Trinity Western University has recently faced strong opposition when it endeavoured to launch a law school. The pretext was the university’s strict Christian-based code of conduct, which (among a broad variety of other rules) limited sexual activity for students as well as faculty to the intimacy of heterosexual marriage. The law school was rejected as legitimate by the Ontario and Nova Scotia bar associations, meaning that its graduates would be unable to practice law in those provinces. There was also agitation continuing against its earlier recognition by the British Columbia bar association. On October 30, 2014, the result of a binding referendum of the B.C. bar association members was to instruct the bar association’s benchers to withdraw the recognition of Trinity Western’s law school. There was indeed a highly orchestrated campaign against the recognition of the law school. This culminated in the 2018 decision of the Supreme Court of Canada that the provincial bar associations were justified in forbidding Trinity Western University law school graduates from practicing law in their provinces. Given these developments, Trinity Western University cancelled its plans to establish a law school.

Taking into account the disparity in resources as between “small-c conservatives” and left-liberals in Canada – which is clearly astronomical – the situation of conservatism in Canada may indeed be seen as rather difficult.

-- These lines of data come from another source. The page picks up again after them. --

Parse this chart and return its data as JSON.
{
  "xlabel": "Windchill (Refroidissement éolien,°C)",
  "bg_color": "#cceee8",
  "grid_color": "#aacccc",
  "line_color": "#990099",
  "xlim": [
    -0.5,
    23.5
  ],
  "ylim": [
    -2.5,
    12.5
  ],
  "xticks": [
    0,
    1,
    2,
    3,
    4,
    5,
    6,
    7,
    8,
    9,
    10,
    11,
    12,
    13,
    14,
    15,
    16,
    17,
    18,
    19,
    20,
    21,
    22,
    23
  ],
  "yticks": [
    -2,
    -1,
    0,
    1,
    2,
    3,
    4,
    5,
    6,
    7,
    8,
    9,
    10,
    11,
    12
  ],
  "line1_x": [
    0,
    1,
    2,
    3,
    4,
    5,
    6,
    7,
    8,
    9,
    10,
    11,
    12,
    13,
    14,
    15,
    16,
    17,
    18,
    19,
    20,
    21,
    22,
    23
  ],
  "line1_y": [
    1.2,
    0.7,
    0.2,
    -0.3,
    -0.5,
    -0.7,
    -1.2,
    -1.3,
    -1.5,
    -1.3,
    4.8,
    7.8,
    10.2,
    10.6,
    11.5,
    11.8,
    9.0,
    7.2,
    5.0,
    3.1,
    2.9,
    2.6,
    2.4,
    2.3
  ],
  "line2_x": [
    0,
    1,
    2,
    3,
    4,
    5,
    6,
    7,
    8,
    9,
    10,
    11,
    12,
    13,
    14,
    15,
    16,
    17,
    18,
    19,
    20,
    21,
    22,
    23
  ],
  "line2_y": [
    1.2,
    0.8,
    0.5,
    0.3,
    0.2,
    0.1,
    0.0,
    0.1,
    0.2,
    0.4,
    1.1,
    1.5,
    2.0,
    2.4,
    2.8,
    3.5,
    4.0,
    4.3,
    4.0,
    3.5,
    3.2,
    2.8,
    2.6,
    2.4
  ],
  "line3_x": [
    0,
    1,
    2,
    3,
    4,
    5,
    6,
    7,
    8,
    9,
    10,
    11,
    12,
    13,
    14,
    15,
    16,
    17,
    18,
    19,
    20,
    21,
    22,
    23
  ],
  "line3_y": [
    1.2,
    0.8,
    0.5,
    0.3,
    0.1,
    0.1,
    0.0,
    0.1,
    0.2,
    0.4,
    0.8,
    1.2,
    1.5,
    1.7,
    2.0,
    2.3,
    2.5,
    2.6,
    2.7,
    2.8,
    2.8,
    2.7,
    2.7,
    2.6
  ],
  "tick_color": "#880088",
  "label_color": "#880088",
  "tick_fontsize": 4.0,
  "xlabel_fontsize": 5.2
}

One supposes that one of the few possible reassurances for so-called “small-c conservatives” is that they, after all, have human nature and commonsense on their side. However, what traditionalists call “human nature” is considered merely a fiction by most left-liberals – who believe that human beings are almost entirely determined by their immediate environment, and can indeed be shaped in any direction left-liberalism chooses.

Mark Wegierski

Footnote:

[1] Cité Libre was the name of the intensely left-wing and intensely intellectual journal founded by Pierre Elliott Trudeau and his associates in 1950s Quebec – when the prospects for the Left in Quebec and Canada seemed very thin indeed. Cité Libre was arguably the launch-pad for the so-called Quiet Revolution in Quebec, and the somewhat later “Trudeau revolution” in all of Canada.